Oklahoma Lawsuit Seeks to Prevent Release of Medical Cannabis Information to Police
Adam Drury of High Times Reports:
A new law set to take effect August 29 could expose the medical cannabis information of more that 170,000 patients to police.
When Oklahoma Senate Bill 1030 takes effect on August 29, it will introduce changes to the way the Oklahoma Medical Marijuana Authority(OMMA) shares information with law enforcement agencies. And those changes, argue the plaintiffs in an Oklahoma lawsuit, will put patient health data at risk. SB 1030 requires OMMA to provide law enforcement with all of the information displayed on medical marijuana licenses. That includes patient licenses, which contain sensitive medical information, as well as business licenses. Police and other agencies would then be able to look up the license information online.
Proponents of the changes say it will make things easier for police in the event they detect cannabis during a traffic stop. Critics say the information will single out medical marijuana license holders and change how law enforcement officers treat patients during traffic stops.
New Law Puts Oklahoma Medical Cannabis Information at Risk
Senate Bill 1030 was passed back in May and is slated to take effect at the end of the month. Most of the bill concerns itself with zoning regulations, but there’s a provision regarding medical marijuana licenses.
A close look at the language of the bill reveals a problematic discrepancy. On the one hand, it sets up a “statutory obligation” for OMMA to share all medical marijuana licensing data with the Oklahoma Law Enforcement Telecommunications System. On the other, it appears to carve out an exception for license information concerning patients. The discrepancy caught the attention of Tulsa attorney Rob Durbin, prompting him to file a lawsuit on behalf of Tulsa Higher Care Clinic Inc. and 11 registered patients.
Durbin says patient information shouldn’t be part of the data package OMMA shares with law enforcement, only business license information. “What this bill does, by allowing patient information to be released, is it essentially brands every medical marijuana patient license holder with a scarlet letter in the state of Oklahoma,” said Durbin.
Oklahoma Medical Cannabis Patients are Very Concerned About Privacy
Since voters passed State Question 788 to legalize medical cannabis, Oklahoma has licensed more than 170,000 patients.

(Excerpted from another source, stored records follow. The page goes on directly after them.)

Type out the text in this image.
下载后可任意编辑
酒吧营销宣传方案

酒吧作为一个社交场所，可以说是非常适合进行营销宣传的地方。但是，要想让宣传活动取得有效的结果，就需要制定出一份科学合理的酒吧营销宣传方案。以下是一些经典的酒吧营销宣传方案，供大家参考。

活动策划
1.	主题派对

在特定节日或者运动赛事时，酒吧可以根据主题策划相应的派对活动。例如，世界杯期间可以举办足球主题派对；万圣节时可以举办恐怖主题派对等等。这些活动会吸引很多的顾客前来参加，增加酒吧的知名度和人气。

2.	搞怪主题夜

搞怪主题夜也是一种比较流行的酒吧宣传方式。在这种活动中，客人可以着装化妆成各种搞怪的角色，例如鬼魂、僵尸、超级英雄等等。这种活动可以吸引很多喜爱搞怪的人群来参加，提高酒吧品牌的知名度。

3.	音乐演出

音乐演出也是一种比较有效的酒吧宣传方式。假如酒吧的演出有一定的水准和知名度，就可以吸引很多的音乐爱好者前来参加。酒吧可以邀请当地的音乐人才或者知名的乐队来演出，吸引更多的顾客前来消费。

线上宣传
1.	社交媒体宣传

Now, those patients’ personal and health data are at risk of being disclosed en masse to law enforcement and anyone else who is able to access to the database, including agencies outside of Oklahoma. It’s a prospect that’s raising serious privacy concerns not only for patients, but for caregivers and business operators, too.
“I’m asking that when I get pulled over, the police don’t already know that I’m a medical marijuana patient,” said Whitney Wehmeyer, a plaintiff in the lawsuit and co-owner of the Tulsa Higher Care Clinic. Wehmeyer said she’s concerned about police treating patients differently due to the stigmas still surrounding cannabis use in Oklahoma.
The law does seem to treat medical cannabis patient information differently. Patient information regarding any other prescription medications isn’t shared with police. And no other state requires health agencies to share medical cannabis patient data with law enforcement.
Durbin’s lawsuit seeks to compel the Health Department and OMMA to clarify the language in the bill to protect patient license data. Last Friday, OMMA released a statement that it was working with the Department of Public Safety to address the looming patient privacy concerns.